武井咲vs吉永小百合
「アスコーマーチ」やソフトバンクのCMなどですっかりお馴染みになってしまった武井咲ですが、武井咲が「吉永小百合の再来」と騒がれている(?)のは、演技力や女優としての素質のことではなくて、顔が似ているということだと思います。たしかに、涼しげな目元や笑うと前歯がのぞく口元など、武井咲はどことなく若いころの吉永小百合に似ています。
そういえば、武井咲が出ていた月9ドラマ「大切なことはすべて君が教えてくれた」は、教師と生徒の三角関係を扱ったドラマでしたが、吉永小百合にも教師と生徒の三角関係を扱った映画がありました。石坂洋次郎原作の「若い人」です。このときの吉永小百合も17歳でした。月9ドラマに武井咲を抜擢したときに、若き日の吉永小百合をイメージしていたとは思えませんが、偶然にしてはなにか運命的なものを感じます。

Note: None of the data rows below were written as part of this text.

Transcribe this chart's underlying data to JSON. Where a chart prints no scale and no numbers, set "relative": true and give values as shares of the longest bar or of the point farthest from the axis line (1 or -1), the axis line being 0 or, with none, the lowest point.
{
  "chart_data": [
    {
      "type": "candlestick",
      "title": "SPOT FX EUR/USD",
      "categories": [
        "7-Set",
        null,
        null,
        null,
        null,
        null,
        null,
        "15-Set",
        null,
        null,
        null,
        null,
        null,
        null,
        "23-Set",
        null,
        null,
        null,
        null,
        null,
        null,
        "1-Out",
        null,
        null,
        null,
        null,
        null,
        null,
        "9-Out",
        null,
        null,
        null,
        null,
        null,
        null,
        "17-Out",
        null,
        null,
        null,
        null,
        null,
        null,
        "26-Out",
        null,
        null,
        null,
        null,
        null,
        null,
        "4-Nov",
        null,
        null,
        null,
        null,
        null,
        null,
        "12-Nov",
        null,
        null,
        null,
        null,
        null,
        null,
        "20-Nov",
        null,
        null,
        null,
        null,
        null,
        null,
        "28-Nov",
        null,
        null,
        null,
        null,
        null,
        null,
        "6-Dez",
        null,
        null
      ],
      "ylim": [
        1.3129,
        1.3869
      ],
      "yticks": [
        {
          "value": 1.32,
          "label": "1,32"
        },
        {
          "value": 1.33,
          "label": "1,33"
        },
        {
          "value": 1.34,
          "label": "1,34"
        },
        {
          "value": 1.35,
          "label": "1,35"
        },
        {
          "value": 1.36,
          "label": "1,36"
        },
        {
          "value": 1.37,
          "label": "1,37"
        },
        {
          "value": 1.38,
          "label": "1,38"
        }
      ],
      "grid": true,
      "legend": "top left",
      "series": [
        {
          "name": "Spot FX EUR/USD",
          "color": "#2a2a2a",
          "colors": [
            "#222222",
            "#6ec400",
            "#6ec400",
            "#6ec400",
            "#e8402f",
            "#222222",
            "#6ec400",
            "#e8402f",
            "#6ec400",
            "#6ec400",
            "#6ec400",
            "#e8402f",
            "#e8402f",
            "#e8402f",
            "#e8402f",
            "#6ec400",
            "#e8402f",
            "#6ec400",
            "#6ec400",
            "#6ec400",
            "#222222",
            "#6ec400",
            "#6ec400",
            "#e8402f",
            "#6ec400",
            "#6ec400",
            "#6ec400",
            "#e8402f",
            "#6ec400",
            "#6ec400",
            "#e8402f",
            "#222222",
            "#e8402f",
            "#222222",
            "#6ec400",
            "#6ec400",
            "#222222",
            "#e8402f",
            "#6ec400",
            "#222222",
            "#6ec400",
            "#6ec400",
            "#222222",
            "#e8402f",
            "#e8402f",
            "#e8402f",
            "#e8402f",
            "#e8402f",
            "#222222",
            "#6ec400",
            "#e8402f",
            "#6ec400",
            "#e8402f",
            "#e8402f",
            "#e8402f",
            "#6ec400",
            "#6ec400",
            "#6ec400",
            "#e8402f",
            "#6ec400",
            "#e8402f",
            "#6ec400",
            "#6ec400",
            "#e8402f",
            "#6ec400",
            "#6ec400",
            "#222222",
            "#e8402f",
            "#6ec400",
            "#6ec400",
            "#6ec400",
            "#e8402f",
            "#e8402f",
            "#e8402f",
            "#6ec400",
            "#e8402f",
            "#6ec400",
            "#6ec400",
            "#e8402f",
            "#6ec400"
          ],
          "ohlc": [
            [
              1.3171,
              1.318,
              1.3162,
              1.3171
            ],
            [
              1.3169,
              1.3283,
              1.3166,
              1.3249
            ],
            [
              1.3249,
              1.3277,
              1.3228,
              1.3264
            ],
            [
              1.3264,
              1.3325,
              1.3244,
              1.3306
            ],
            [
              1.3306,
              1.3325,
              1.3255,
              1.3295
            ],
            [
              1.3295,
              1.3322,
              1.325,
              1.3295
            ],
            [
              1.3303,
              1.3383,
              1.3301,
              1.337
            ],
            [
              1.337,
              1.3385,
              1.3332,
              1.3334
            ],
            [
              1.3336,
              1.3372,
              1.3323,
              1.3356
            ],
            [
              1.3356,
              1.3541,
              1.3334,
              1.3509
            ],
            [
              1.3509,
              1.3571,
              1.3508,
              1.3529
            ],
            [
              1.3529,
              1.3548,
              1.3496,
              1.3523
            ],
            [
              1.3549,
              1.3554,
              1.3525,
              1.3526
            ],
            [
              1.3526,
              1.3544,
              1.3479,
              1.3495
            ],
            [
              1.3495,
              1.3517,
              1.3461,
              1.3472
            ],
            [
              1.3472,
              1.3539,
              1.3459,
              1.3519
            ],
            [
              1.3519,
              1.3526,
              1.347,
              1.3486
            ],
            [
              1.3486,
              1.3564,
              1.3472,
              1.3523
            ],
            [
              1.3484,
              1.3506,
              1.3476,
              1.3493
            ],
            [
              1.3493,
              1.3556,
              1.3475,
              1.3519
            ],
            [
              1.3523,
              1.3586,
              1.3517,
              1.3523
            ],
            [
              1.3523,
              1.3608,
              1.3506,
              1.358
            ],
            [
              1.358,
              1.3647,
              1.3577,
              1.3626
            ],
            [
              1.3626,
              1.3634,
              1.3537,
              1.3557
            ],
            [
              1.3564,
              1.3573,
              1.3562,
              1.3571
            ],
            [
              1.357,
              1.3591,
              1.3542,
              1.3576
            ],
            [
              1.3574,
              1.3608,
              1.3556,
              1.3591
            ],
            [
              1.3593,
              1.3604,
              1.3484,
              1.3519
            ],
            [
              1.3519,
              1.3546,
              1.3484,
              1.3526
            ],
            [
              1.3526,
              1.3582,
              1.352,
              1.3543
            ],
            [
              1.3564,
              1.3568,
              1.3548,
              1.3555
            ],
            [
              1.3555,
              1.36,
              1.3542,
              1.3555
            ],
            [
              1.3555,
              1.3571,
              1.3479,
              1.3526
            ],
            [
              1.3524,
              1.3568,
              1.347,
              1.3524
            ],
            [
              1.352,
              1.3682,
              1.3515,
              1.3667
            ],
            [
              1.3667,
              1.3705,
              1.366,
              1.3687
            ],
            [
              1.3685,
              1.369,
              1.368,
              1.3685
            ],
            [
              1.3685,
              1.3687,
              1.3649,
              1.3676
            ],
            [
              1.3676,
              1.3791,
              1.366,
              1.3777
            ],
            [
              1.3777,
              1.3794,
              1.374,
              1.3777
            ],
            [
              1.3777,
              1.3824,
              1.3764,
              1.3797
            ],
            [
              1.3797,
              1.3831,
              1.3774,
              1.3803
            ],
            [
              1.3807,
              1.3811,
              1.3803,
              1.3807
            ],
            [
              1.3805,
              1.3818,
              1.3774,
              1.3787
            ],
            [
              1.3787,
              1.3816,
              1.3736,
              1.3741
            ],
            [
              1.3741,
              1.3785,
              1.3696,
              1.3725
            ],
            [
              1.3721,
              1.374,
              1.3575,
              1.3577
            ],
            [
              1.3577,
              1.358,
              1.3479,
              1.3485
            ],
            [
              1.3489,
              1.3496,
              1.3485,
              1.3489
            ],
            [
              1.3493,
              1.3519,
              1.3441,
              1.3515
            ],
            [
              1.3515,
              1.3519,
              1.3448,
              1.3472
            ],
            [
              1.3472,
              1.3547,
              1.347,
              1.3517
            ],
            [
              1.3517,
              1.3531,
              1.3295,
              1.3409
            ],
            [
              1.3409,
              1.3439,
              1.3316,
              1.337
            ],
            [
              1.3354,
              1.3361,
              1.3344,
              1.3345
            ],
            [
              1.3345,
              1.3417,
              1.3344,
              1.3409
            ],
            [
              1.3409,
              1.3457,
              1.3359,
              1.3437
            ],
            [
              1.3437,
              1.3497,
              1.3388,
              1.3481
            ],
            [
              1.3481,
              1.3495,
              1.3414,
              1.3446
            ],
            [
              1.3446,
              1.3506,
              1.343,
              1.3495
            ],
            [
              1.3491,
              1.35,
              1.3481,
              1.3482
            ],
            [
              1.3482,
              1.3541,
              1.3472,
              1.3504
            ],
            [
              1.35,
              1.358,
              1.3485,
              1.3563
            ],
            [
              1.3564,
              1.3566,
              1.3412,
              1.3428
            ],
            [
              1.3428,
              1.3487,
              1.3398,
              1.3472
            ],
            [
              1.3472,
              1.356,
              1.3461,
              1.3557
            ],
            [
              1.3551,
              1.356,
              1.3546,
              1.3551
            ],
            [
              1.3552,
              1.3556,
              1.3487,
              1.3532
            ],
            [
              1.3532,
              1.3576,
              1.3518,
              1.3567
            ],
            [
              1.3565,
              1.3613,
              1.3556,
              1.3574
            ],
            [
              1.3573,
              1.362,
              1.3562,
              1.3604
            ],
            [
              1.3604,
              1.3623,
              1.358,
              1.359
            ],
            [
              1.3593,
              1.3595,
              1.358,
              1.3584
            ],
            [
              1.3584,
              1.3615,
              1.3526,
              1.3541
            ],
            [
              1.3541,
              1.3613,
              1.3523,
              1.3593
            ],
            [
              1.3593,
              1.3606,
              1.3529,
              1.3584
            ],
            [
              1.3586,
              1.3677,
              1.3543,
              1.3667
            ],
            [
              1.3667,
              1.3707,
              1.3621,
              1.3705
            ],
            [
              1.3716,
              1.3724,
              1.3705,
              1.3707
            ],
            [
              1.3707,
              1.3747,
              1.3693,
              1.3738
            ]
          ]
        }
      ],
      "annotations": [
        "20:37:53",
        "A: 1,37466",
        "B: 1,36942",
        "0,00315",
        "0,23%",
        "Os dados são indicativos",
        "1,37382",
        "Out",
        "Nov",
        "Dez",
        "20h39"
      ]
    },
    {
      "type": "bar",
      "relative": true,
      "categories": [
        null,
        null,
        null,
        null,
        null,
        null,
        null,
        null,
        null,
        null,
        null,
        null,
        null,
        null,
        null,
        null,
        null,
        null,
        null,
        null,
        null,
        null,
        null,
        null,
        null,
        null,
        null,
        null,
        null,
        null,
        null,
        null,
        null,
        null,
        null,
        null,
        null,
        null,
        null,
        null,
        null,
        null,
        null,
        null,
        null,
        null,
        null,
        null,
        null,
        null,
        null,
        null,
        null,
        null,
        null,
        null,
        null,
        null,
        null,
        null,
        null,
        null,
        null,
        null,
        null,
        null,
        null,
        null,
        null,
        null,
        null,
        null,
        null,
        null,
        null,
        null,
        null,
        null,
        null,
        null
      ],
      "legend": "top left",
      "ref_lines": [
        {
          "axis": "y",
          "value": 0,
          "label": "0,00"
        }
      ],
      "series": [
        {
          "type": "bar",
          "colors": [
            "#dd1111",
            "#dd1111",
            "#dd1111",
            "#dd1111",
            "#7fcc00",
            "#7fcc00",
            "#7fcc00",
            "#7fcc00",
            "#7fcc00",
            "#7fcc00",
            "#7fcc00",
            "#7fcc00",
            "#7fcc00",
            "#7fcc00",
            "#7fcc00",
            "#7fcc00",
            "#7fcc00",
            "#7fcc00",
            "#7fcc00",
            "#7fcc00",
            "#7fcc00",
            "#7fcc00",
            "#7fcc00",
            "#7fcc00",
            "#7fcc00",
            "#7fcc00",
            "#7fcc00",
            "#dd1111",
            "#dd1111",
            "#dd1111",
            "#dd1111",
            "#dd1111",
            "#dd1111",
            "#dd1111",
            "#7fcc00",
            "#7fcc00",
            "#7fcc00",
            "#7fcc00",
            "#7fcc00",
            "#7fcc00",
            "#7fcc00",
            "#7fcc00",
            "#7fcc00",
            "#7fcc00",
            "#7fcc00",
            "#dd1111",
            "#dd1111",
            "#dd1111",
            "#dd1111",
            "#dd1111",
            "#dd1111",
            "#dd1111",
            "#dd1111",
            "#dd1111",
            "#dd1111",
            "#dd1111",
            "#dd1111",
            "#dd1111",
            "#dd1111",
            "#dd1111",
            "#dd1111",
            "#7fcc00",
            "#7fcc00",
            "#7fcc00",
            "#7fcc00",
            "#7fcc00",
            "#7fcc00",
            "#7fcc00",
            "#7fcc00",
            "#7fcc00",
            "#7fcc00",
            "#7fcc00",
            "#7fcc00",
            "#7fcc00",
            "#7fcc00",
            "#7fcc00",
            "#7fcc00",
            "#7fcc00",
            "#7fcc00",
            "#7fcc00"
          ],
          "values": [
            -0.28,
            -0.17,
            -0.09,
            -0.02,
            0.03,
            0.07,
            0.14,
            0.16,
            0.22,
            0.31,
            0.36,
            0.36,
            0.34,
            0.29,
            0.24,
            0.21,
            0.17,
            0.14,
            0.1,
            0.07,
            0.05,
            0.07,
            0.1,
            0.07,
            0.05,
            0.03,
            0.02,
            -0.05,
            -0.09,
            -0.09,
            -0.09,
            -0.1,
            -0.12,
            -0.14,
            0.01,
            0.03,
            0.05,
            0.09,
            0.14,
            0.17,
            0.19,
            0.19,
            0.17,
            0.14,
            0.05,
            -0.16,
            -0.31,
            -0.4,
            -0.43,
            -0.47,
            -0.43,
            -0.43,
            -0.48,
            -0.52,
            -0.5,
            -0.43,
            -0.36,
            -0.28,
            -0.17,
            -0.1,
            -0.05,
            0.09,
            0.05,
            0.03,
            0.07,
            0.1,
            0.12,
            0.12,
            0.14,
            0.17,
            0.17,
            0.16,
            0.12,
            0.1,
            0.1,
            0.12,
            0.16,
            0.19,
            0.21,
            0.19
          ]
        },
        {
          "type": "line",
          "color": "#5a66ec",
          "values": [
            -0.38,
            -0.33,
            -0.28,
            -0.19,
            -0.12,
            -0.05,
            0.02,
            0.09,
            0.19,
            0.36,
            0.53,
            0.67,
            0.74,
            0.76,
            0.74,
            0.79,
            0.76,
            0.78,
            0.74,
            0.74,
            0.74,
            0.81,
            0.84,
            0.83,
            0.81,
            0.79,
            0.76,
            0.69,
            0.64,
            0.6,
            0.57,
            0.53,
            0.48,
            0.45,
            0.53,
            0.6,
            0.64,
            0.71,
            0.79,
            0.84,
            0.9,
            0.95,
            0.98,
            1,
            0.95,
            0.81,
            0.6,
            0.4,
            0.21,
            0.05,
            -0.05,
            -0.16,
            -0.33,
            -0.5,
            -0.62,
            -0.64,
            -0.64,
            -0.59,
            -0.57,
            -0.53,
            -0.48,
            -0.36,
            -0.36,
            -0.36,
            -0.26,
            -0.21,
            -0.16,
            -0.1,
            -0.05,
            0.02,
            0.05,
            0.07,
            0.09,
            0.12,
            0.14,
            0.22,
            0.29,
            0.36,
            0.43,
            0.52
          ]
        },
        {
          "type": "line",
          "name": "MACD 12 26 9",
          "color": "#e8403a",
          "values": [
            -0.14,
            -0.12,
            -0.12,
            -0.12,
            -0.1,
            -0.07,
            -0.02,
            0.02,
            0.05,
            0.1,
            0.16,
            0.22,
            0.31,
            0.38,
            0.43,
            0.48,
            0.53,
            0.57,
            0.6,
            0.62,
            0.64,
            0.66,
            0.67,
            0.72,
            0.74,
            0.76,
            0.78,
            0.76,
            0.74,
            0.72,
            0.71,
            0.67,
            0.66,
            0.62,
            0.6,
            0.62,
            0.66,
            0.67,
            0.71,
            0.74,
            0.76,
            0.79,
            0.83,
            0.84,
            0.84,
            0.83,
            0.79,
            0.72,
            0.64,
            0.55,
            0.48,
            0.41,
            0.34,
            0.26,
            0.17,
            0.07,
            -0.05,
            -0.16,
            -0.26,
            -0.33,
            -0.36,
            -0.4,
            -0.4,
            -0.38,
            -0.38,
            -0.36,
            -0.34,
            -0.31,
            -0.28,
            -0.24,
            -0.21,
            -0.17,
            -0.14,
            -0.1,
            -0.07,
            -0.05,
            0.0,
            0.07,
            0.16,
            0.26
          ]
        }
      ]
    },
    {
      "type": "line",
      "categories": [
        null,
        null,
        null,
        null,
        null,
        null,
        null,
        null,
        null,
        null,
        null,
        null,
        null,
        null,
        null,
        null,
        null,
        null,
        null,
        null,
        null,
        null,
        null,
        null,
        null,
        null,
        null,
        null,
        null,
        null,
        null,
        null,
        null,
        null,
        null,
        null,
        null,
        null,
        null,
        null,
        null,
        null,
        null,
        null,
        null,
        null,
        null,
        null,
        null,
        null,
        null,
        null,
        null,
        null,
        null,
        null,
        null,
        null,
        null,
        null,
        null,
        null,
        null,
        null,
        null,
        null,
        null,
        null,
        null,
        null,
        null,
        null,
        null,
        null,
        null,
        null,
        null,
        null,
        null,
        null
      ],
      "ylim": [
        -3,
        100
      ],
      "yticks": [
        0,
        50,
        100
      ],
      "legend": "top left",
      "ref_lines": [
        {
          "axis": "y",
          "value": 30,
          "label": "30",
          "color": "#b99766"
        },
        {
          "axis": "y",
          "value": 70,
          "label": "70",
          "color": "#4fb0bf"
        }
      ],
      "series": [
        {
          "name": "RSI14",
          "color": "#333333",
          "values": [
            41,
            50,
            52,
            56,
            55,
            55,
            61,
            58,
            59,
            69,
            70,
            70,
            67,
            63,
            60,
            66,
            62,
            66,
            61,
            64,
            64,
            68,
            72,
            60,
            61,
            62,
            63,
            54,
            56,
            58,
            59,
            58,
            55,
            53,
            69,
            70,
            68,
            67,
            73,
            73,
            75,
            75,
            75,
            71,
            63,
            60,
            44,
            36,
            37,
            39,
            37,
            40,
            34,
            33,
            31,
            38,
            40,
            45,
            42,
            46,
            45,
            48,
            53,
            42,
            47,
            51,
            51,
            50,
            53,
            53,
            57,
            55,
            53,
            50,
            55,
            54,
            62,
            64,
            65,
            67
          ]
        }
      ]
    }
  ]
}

ところで、吉永小百合といえば伝説の大女優ということで世間的に認知されていますが、関川夏央の「昭和が明るかった頃」(文春文庫)という長編評論によると、吉永小百合の「全盛期」(出る映画出る映画が大ヒットして、とにかく吉永小百合を出しておけば映画館に客が呼べるという大ブームの時代)というのは、1962年春から1964年秋までの2年半だったそうです。吉永小百合が17歳になってから19歳のなかばころまでの2年半です。
関川夏央は「昭和が明るかった頃」の中で、「わずか2年半」という言い方で吉永小百合の「全盛期」の意外な短さを指摘しています。しかしこの「全盛期」は、「全盛期」そのものが前例のない異常現象だったのだと思います。たとえば、たとえ1年でも、吉永小百合の「全盛期」に匹敵するような大ブーム(女優の名前だけで客が映画館に押し寄せてくる)を巻き起こした女優がかつてほかにいたでしょうか。おそらくいなかったと思います。吉永小百合の「全盛期」については、「わずか2年半」ではなく、ほとんどありえないような異常現象が2年半も続いたと考えなくてはいけません。そう考えないと女優・吉永小百合を不当に過小評価することになります。
それにしても、武井咲もとんでもない大女優と比較されてしまったものです。バラエティ番組でヘラヘラ笑っている場合ではありません。目標・吉永小百合で頑張らねば……。